Despite the best efforts of successive governments, there is a serious problem of financial exclusion in the UK. More than a million adults do not have a bank account; 50% of households in the bottom half of the income distribution do not have home contents insurance; 2½ million use doorstep loans; more than 400,000 households use ‘Rent-to-Own. And, despite the (very significant) reforms introduced in 2014 and 2015, there is still a thriving payday lending industry that addresses a real need for short-term credit – while, at the same time, often aggravating the underlying circumstances.
There has been progress. As noted, new rules govern the payday lending industry, and the FCA has recently announced a review of the entire high-cost credit market. Governments have poured money into the credit union movement, and required banks to provide fee-free basic bank accounts. Local authorities have also launched their own initiatives (e.g. Sheffied Money). Perhaps as significant, there are many more ‘ethical’ start-ups that are offering cheaper, better-value and ‘fairer’ alternatives to standard payday lenders and ‘Rent-to-Own’ providers. Many of these are drawing on FinTech, which offers the possibility of much lower-cost alternatives aimed at market segments that conventional financial services firms cannot reach profitably.
But it is a slog; it is fragmented – and any honest evaluation of the problem has to conclude that, sadly, many people who are poor and/or have fluctuating incomes will continue to be outside the reach of affordable financial services. Some are vulnerable to illegal lenders. Most of the initiatives in the market or on the horizon address the problems of those who are already on the first or second step of the ladder; those who cannot even get on the first step look likely to remain under/un-served.
This report stems from an initiative of the then-Bishop of Durham, Justin Welby, who commissioned the CSFI to look at the potential of parishes within the diocese of Durham to develop as a network of credit unions. When he became Archbishop of Canterbury, that work expanded into the Task Group on Responsible Credit and Savings, chaired by Sir Hector Sants, who wrote the foreword to the report. Other contributions come from a variety of perspectives, including Sir Sherard Cowper-Coles, chair of the Financial Inclusion Commission.
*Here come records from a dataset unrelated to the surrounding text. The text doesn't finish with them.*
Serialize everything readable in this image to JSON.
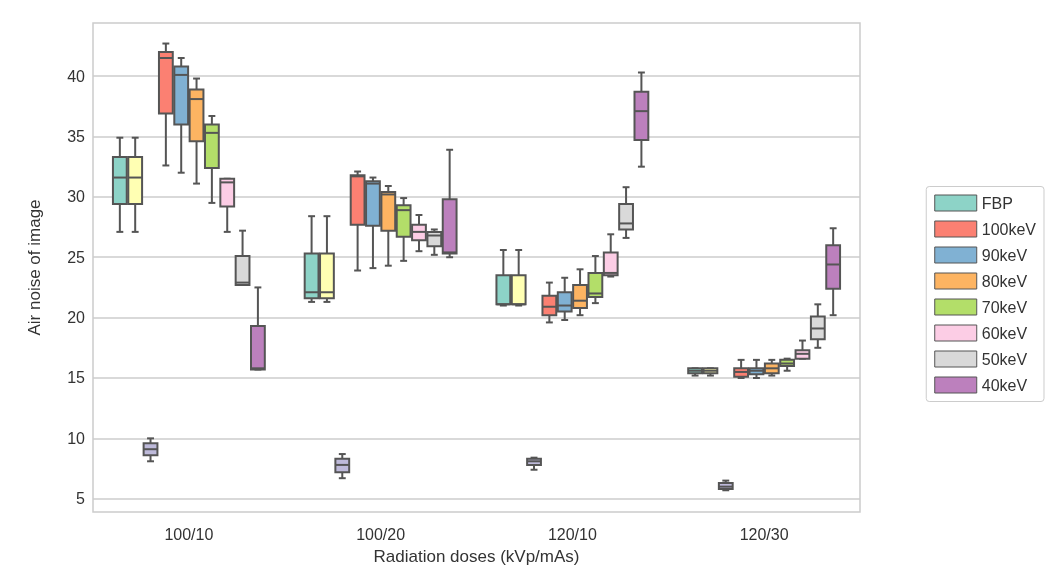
{
  "chart_data": {
    "type": "box",
    "xlabel": "Radiation doses (kVp/mAs)",
    "ylabel": "Air noise of image",
    "categories": [
      "100/10",
      "100/20",
      "120/10",
      "120/30"
    ],
    "ylim": [
      3.9,
      44.4
    ],
    "yticks": [
      5,
      10,
      15,
      20,
      25,
      30,
      35,
      40
    ],
    "grid": "y",
    "legend": "right",
    "series": [
      {
        "name": "FBP",
        "color": "#8dd3c7",
        "boxes": [
          {
            "low": 27.1,
            "q1": 29.4,
            "median": 31.6,
            "q3": 33.3,
            "high": 34.9
          },
          {
            "low": 21.3,
            "q1": 21.6,
            "median": 22.1,
            "q3": 25.3,
            "high": 28.4
          },
          {
            "low": 21.0,
            "q1": 21.1,
            "median": 21.1,
            "q3": 23.5,
            "high": 25.6
          },
          {
            "low": 15.2,
            "q1": 15.4,
            "median": 15.6,
            "q3": 15.8,
            "high": 15.8
          }
        ]
      },
      {
        "color": "#ffffb3",
        "boxes": [
          {
            "low": 27.1,
            "q1": 29.4,
            "median": 31.6,
            "q3": 33.3,
            "high": 34.9
          },
          {
            "low": 21.3,
            "q1": 21.6,
            "median": 22.1,
            "q3": 25.3,
            "high": 28.4
          },
          {
            "low": 21.0,
            "q1": 21.1,
            "median": 21.1,
            "q3": 23.5,
            "high": 25.6
          },
          {
            "low": 15.2,
            "q1": 15.4,
            "median": 15.6,
            "q3": 15.8,
            "high": 15.8
          }
        ]
      },
      {
        "color": "#bebada",
        "boxes": [
          {
            "low": 8.1,
            "q1": 8.6,
            "median": 9.1,
            "q3": 9.6,
            "high": 10.0
          },
          {
            "low": 6.7,
            "q1": 7.2,
            "median": 7.8,
            "q3": 8.3,
            "high": 8.7
          },
          {
            "low": 7.4,
            "q1": 7.8,
            "median": 8.1,
            "q3": 8.3,
            "high": 8.4
          },
          {
            "low": 5.7,
            "q1": 5.8,
            "median": 6.0,
            "q3": 6.3,
            "high": 6.5
          }
        ]
      },
      {
        "name": "100keV",
        "color": "#fb8072",
        "boxes": [
          {
            "low": 32.6,
            "q1": 36.9,
            "median": 41.5,
            "q3": 42.0,
            "high": 42.7
          },
          {
            "low": 23.9,
            "q1": 27.7,
            "median": 31.7,
            "q3": 31.8,
            "high": 32.1
          },
          {
            "low": 19.6,
            "q1": 20.2,
            "median": 20.9,
            "q3": 21.8,
            "high": 22.9
          },
          {
            "low": 15.0,
            "q1": 15.1,
            "median": 15.5,
            "q3": 15.8,
            "high": 16.5
          }
        ]
      },
      {
        "name": "90keV",
        "color": "#80b1d3",
        "boxes": [
          {
            "low": 32.0,
            "q1": 36.0,
            "median": 40.1,
            "q3": 40.8,
            "high": 41.5
          },
          {
            "low": 24.1,
            "q1": 27.6,
            "median": 31.1,
            "q3": 31.3,
            "high": 31.6
          },
          {
            "low": 19.8,
            "q1": 20.5,
            "median": 21.0,
            "q3": 22.1,
            "high": 23.3
          },
          {
            "low": 15.0,
            "q1": 15.3,
            "median": 15.6,
            "q3": 15.8,
            "high": 16.5
          }
        ]
      },
      {
        "name": "80keV",
        "color": "#fdb462",
        "boxes": [
          {
            "low": 31.1,
            "q1": 34.6,
            "median": 38.1,
            "q3": 38.9,
            "high": 39.8
          },
          {
            "low": 24.3,
            "q1": 27.2,
            "median": 30.2,
            "q3": 30.4,
            "high": 30.9
          },
          {
            "low": 20.2,
            "q1": 20.8,
            "median": 21.4,
            "q3": 22.7,
            "high": 24.0
          },
          {
            "low": 15.2,
            "q1": 15.4,
            "median": 15.8,
            "q3": 16.2,
            "high": 16.5
          }
        ]
      },
      {
        "name": "70keV",
        "color": "#b3de69",
        "boxes": [
          {
            "low": 29.5,
            "q1": 32.4,
            "median": 35.3,
            "q3": 36.0,
            "high": 36.7
          },
          {
            "low": 24.7,
            "q1": 26.7,
            "median": 28.9,
            "q3": 29.3,
            "high": 29.9
          },
          {
            "low": 21.2,
            "q1": 21.7,
            "median": 22.0,
            "q3": 23.7,
            "high": 25.1
          },
          {
            "low": 15.6,
            "q1": 16.0,
            "median": 16.2,
            "q3": 16.5,
            "high": 16.6
          }
        ]
      },
      {
        "name": "60keV",
        "color": "#fccde5",
        "boxes": [
          {
            "low": 27.1,
            "q1": 29.2,
            "median": 31.2,
            "q3": 31.5,
            "high": 31.5
          },
          {
            "low": 25.5,
            "q1": 26.4,
            "median": 27.1,
            "q3": 27.7,
            "high": 28.5
          },
          {
            "low": 23.4,
            "q1": 23.5,
            "median": 23.7,
            "q3": 25.4,
            "high": 26.9
          },
          {
            "low": 16.6,
            "q1": 16.6,
            "median": 17.0,
            "q3": 17.3,
            "high": 18.1
          }
        ]
      },
      {
        "name": "50keV",
        "color": "#d9d9d9",
        "boxes": [
          {
            "low": 22.7,
            "q1": 22.7,
            "median": 22.9,
            "q3": 25.1,
            "high": 27.2
          },
          {
            "low": 25.2,
            "q1": 25.9,
            "median": 26.8,
            "q3": 27.1,
            "high": 27.3
          },
          {
            "low": 26.6,
            "q1": 27.3,
            "median": 27.8,
            "q3": 29.4,
            "high": 30.8
          },
          {
            "low": 17.5,
            "q1": 18.2,
            "median": 19.1,
            "q3": 20.1,
            "high": 21.1
          }
        ]
      },
      {
        "name": "40keV",
        "color": "#bc80bd",
        "boxes": [
          {
            "low": 15.7,
            "q1": 15.7,
            "median": 15.8,
            "q3": 19.3,
            "high": 22.5
          },
          {
            "low": 25.0,
            "q1": 25.3,
            "median": 25.4,
            "q3": 29.8,
            "high": 33.9
          },
          {
            "low": 32.5,
            "q1": 34.7,
            "median": 37.1,
            "q3": 38.7,
            "high": 40.3
          },
          {
            "low": 20.2,
            "q1": 22.4,
            "median": 24.4,
            "q3": 26.0,
            "high": 27.4
          }
        ]
      }
    ]
  }
}
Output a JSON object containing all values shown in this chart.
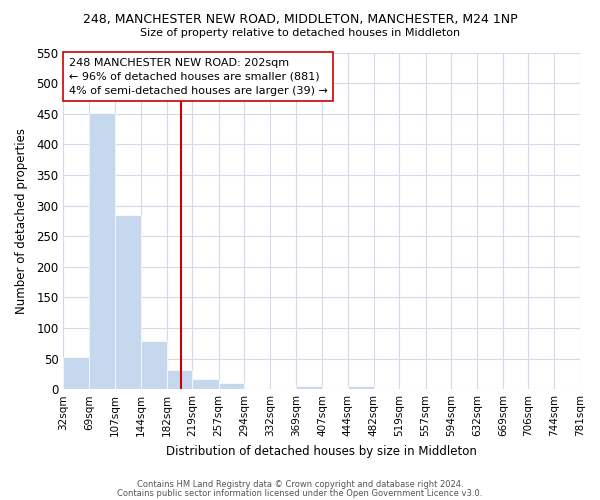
{
  "title": "248, MANCHESTER NEW ROAD, MIDDLETON, MANCHESTER, M24 1NP",
  "subtitle": "Size of property relative to detached houses in Middleton",
  "xlabel": "Distribution of detached houses by size in Middleton",
  "ylabel": "Number of detached properties",
  "bar_color": "#c5d8ed",
  "background_color": "#ffffff",
  "grid_color": "#d0daeb",
  "vline_x": 202,
  "vline_color": "#cc0000",
  "bin_edges": [
    32,
    69,
    107,
    144,
    182,
    219,
    257,
    294,
    332,
    369,
    407,
    444,
    482,
    519,
    557,
    594,
    632,
    669,
    706,
    744,
    781
  ],
  "bar_heights": [
    53,
    451,
    284,
    79,
    32,
    16,
    10,
    0,
    0,
    5,
    0,
    5,
    0,
    0,
    0,
    0,
    0,
    0,
    0,
    0
  ],
  "ylim": [
    0,
    550
  ],
  "yticks": [
    0,
    50,
    100,
    150,
    200,
    250,
    300,
    350,
    400,
    450,
    500,
    550
  ],
  "xtick_labels": [
    "32sqm",
    "69sqm",
    "107sqm",
    "144sqm",
    "182sqm",
    "219sqm",
    "257sqm",
    "294sqm",
    "332sqm",
    "369sqm",
    "407sqm",
    "444sqm",
    "482sqm",
    "519sqm",
    "557sqm",
    "594sqm",
    "632sqm",
    "669sqm",
    "706sqm",
    "744sqm",
    "781sqm"
  ],
  "annotation_title": "248 MANCHESTER NEW ROAD: 202sqm",
  "annotation_line1": "← 96% of detached houses are smaller (881)",
  "annotation_line2": "4% of semi-detached houses are larger (39) →",
  "footer_line1": "Contains HM Land Registry data © Crown copyright and database right 2024.",
  "footer_line2": "Contains public sector information licensed under the Open Government Licence v3.0."
}
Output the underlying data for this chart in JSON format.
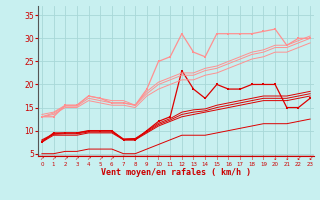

According to Andrew Hilton, director of the CSFI:
“We believe this report is one of the most comprehensive and objective surveys of what is going on in the battle against financial exclusion in the UK to have been published in recent years."
The report, Reaching the poor: the intractable nature of financial exclusion in the UK authored by Christine Allison, the CSFI’s Financial Inclusion Fellow, is being launched today. Our Chair Sir Sherard Cowper-Coles is chairing.